Pricing frames—The price of your frames depends on many factors, including your basic cost, your overhead, local economic conditions and prices charged by the competition.
Effective dispensing techniques—You’ll probably assign the job of dispensing to an assistant. Choosing styles and colors can be time-consuming for your assistant or the patient, so be sure to keep current on your dispensary’s selection, carefully select the first frame you show to patients and take all the time necessary to let patients choose.
Dispensing contact lenses—Full-scope optometric care includes the dispensing of contact lenses. The challenging issues with contact lenses primarily revolve around professional judgment regarding the best modality for each individual patient.

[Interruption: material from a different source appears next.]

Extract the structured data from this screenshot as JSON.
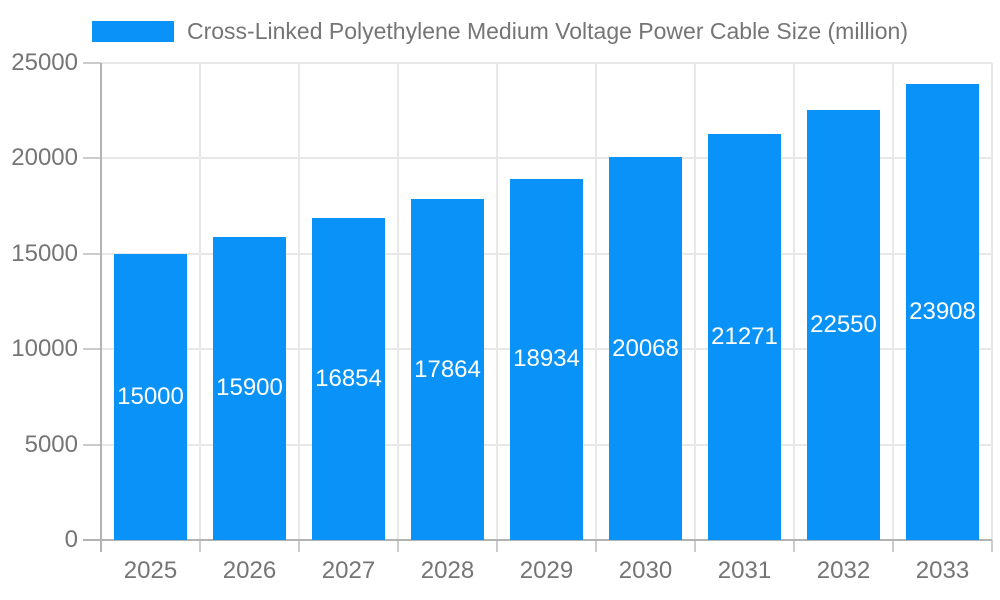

However, complex contact lens patients quickly realize the value of competent, professional care and are willing to pay the fees associated with complex contact lens care and management.
Recommending contact lenses—There is tremendous value in practitioner recommendations. Proactively mentioning contact lenses as a vision correction option can generate interest. Because virtually every prescription is available in a contact lens design, offering contact lenses as an option should be made at every opportunity. Supplementing spectacle wear with contact lenses offers patients additional vision care options.
Presenting fees for contact lenses—Typically, contact lens patients must return to the practitioner’s office at more frequent intervals than spectacle-only patients. In all situations, the contact lens fee presentation must be clearly explained to avoid confusion.
Offering service agreements for contact lenses—Often a service agreement benefit offers patients contact lens replacement at a reduced rate compared to usual and customary fees. The service agreement can be an optional purchase, and often it is expanded to include professional services, reduced fees for Plano sunglasses, a second pair of glasses and care products.
Training staff for contact lenses—Developing a well-trained professional staff reduces the time necessary to introduce and explain new modalities and options available to patients. Some of the additional testing necessary for contact lens patients can be delegated to technical support staff with the confidence that you can reliably depend upon the data.
Scheduling for contact lenses—Additional time is necessary for contact lens evaluations, fitting or refitting. It is wise to allow time in your daily schedule to work in contact lens rechecks and emergencies.
Prescribing contact lenses—Deciding to diagnostically fit contact lenses or to order empirically depends upon the availability of diagnostic lenses and the level of comfort practitioners feel about a specific modality. Choosing to stock only core or more frequently needed powers and designs help reduce the storage space needed and the staff time required to order lenses.
Offering supplies and care products—Deciding to inventory contact lens solutions for sale to patients primarily depends upon several critical questions. Practitioners must decide if it is helpful to patients and if it is profitable.
There are pros and cons:
- Patient convenience and benefit.
- Assures compliance with recommended care products.
- Availability to bundle materials and services.
- Encourages incremental purchases when patients return more frequently to the office.
- It helps solidify patient loyalty.
- Minimum profitability.
- Staff time required to monitor inventory.
- Excessive office space required to store solutions.
- Possible insufficient motivation for patients to return to purchase solutions.
Building a practice with contact lenses—Differentiating yourself by developing a specialty practice that offers contact lenses assures your success. Patients, willing to pay the professional fees, are very loyal and are great referral sources when they are successful with their contact lenses.